Monday, January 1, 2024

Ask Chaviva Anything: How Can I Get a Heter To Stop Having Kids in Judaism?

I received an interesting Ask Chaviva Anything submission in September that has been on my mind since it popped into my inbox. I've been tossing around how to answer it for ages and I'm still not 100% positive that I know how to answer it but I feel like I have to try. 

Here's the question:

How did you manage to get a heter (Rabbinic permission) to stop having children after only 3? I'm a convert to orthodox Judaism too and even after 6 kids I can't get a break. Sorry if it's too personal a question, you obviously don't have to answer.

So, before I can answer this question, let's talk a bit about the commandment (mitzvah) to have children in Judaism. The origin of this mitzvah comes from two verses in Torah:

"And G‑d created man in His image; in the image of G‑d He created him; male and female He created them. And G‑d blessed them, and G‑d said to them, "Be fruitful and multiply and fill the earth and subdue it, and rule over the fish of the sea and over the fowl of the sky and over all the beasts that tread upon the earth." (Bereishit/Genesis 1:27-28) 
Later on, after the flood when everyone leaves the Ark, the Torah says:

“And you, be fruitful and multiply (known as periya u-rviya); swarm upon the earth and multiply thereon.” (Bereishit/Genesis 9:7)

There are many discussions around why this mitzvah is repeated, but we won't get into that here. In the Talmud, there are deep discussions around the age of marriage and when the mitzvah to procreate should be fulfilled, but we also won't get into that here. Interestingly, the commandment to bear children only applies to men, not to women, but without a woman, it's a bit of a non-starter so we also won't get into that here. 

Let's look at the requirements around the volume of children a Jew is obligated to have according to the Talmud. 

In the Mishnah (aka the Oral Torah), there are two opinions coming from the houses of Beit Shammai and Beit Hillel. Those who are familiar will note that we typically hold by the rulings of Beit Hillel, but not always. In this discussion in Mishnah Yevamot 61b, Beit Shammai says that one is required to bear two male children, and Beit Hillel says one is required to bear one male child and one female child.

In Shulchan Aruch Even Hoezer 1:5, Beit Hillel's approach wins the day. If you've had one male and one female child, you've fulfilled the Biblical command to procreate. Mazal tov!

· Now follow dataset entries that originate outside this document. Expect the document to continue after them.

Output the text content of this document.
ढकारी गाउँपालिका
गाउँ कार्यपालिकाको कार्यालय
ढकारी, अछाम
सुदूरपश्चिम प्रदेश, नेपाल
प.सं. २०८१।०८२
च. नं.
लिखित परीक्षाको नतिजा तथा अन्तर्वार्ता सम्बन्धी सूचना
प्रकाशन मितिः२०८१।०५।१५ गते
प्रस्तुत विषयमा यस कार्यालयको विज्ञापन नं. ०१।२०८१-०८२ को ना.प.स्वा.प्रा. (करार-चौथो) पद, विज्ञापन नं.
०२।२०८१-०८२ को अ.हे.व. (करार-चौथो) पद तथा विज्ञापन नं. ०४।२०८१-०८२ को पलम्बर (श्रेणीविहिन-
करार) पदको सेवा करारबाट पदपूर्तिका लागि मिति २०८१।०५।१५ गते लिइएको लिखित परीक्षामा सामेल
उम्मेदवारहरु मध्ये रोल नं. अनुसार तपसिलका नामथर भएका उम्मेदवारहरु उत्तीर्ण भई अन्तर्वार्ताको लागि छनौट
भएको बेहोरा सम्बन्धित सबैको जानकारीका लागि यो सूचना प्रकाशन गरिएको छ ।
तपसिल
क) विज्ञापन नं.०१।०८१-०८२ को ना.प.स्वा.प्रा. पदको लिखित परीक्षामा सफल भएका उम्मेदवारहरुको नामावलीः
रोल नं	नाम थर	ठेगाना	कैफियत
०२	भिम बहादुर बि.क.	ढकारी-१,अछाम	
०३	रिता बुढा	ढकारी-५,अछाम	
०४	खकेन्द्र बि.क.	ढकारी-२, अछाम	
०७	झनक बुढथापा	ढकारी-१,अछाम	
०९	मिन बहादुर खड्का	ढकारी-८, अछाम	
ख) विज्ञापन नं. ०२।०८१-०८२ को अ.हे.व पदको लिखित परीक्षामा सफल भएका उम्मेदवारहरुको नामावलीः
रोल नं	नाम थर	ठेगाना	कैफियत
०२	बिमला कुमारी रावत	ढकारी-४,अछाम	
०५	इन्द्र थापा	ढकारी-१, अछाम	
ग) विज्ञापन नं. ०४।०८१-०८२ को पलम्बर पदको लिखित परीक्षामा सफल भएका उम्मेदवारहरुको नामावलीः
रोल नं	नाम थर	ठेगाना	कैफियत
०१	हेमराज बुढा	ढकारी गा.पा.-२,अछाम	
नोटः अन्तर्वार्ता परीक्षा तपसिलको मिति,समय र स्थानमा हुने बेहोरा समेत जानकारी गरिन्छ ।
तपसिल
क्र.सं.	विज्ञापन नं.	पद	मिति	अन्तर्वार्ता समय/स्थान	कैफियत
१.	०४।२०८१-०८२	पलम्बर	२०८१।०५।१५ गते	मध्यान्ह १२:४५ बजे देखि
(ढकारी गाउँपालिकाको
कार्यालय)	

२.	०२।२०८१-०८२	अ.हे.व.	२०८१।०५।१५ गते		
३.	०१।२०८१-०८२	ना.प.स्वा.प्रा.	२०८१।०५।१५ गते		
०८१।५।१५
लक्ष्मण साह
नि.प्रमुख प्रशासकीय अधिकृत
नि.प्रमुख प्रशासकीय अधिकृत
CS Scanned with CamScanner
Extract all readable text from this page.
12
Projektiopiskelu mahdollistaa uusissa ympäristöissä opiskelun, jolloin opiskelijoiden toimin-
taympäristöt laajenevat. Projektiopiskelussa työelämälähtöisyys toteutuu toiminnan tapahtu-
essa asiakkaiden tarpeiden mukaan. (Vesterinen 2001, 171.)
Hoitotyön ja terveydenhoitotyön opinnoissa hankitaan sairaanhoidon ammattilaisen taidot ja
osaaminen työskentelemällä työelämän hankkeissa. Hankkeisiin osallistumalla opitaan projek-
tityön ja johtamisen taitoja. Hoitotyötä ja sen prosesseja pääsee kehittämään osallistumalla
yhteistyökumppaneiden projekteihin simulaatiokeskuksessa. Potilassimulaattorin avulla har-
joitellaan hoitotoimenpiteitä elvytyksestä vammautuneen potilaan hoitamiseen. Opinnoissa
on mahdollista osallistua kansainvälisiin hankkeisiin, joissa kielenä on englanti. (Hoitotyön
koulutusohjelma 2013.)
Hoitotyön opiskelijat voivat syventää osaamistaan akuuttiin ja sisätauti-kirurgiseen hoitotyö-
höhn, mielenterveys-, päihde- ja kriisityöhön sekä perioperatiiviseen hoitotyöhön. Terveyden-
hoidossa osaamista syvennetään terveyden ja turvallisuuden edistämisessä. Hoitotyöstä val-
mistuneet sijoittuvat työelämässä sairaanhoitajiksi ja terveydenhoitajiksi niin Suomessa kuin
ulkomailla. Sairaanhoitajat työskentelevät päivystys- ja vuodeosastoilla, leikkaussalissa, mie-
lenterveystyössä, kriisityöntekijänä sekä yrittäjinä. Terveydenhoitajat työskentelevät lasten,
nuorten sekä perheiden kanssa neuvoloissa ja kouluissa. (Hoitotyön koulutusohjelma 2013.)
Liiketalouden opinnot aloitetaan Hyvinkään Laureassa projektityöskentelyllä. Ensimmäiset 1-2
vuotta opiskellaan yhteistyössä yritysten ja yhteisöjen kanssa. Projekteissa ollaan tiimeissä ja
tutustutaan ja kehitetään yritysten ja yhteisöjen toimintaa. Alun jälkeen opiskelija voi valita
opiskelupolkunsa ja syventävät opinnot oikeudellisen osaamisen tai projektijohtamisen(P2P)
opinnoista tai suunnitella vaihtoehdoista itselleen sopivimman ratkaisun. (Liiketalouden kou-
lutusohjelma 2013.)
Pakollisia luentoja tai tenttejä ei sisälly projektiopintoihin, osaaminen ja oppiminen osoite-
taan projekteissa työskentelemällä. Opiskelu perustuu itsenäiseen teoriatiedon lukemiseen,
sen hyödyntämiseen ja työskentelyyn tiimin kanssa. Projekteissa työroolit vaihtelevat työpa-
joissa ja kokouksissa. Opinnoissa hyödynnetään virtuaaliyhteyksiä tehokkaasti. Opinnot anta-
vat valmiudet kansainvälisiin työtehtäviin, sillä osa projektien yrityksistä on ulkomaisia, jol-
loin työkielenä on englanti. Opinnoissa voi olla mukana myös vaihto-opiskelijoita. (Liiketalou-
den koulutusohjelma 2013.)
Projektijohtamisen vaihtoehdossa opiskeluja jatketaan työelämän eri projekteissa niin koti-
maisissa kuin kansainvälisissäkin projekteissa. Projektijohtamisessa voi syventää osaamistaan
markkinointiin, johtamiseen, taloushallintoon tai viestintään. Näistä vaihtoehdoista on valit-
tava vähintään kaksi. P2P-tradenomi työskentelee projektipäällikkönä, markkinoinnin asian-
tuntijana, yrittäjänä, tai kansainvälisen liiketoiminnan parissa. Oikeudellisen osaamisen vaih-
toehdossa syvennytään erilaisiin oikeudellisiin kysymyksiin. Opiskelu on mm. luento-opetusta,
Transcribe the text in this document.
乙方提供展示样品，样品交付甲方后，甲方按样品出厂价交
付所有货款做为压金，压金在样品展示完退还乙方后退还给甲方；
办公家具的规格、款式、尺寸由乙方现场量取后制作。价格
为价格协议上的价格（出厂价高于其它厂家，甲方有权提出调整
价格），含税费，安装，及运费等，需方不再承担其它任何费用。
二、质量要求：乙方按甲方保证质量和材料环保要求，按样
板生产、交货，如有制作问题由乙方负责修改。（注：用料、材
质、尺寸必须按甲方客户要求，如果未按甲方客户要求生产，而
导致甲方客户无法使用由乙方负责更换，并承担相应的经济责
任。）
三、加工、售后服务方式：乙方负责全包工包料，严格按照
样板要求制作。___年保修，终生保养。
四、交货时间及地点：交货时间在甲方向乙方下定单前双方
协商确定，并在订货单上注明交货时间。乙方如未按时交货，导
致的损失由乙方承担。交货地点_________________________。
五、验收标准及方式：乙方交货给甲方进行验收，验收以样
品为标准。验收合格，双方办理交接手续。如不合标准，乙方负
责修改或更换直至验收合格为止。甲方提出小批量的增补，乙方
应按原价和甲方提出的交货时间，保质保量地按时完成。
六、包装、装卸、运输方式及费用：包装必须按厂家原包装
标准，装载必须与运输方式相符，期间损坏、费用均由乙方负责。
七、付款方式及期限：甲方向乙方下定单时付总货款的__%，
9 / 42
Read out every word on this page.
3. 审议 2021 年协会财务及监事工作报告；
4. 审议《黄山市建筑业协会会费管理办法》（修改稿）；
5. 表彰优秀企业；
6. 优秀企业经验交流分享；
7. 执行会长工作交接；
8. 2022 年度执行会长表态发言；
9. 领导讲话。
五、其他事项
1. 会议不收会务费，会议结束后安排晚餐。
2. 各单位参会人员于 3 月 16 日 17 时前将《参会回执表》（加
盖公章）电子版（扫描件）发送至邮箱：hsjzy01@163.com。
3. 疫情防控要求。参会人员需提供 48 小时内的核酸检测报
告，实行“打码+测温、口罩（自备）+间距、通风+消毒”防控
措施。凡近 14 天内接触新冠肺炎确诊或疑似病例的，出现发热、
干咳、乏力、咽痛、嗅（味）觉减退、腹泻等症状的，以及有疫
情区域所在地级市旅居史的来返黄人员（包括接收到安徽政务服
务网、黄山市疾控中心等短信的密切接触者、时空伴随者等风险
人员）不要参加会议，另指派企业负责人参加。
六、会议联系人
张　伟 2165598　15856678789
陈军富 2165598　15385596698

So why are there people who don't stop at two or have a dozen kids of all genders anyway? This originates in rabbinic texts and understandings, particularly la-erev, which means to continue having kids even after you've hit your Biblical requirement. It originates in this verse
“In the morning sow your seed, and in the evening [la-erev] do not desist.” (Ecclesiastes 11:6)
Although some rabbinic authorities say that la-erev is obligatory, others do not see it as a strict requirement. 

Ultimately, although Jewish law strongly encourages large families, contraception is permitted! In fact, it's even required in certain situations. There are many instances in which birth control is permitted. The founding rabbinic adviser of Nishmat, for example, ruled the following:
Rav Henkin z”l generally permitted a couple that had already fulfilled the mitzvah of piryah v’rivyah (the Torah commandment to be fruitful and multiply) and had compelling reasons not to have more children (e.g., concerns about the woman’s health, finances, or shalom bayit), to practice contraception indefinitely. (B’nei Banim II:38)
So, it's important to do two things:
  • Study the halachot (laws) with your spouse so you know what the reality is
  • Speak with a rabbi you trust who understands you, your family dynamic, and your needs
Obviously, you can't shop around for a rabbi who will tell you what you want, but not all rabbis are deeply knowledgeable on every single aspect of the laws of family and family planning. It's crucial to find a rabbi who knows the laws inside and out and that will truly listen to your needs. 

If the problem is with your spouse (i.e., you want to stop having kids for whatever reason and your spouse refuses), then you need to have some very hard conversations with a rabbi and perhaps a therapist you trust to work through those. 

Thus we arrive back at the original question. My answer? I didn't get a heter to stop having kids. I had a boy and then a girl and my third child was the bonus! You don't need to get a heter to stop having kids. Ultimately the decision is between you, your spouse, and HaShem. For us, it was an issue of shalom bayit and finances. 

I'm sorry you're feeling trapped and like you have to keep having kids despite being done having children. You can gain guidance and advice from your rabbi, but if you're being told you must keep having kids, then I advise you to seek guidance from someone you trust or to reach out to Nishmat for help.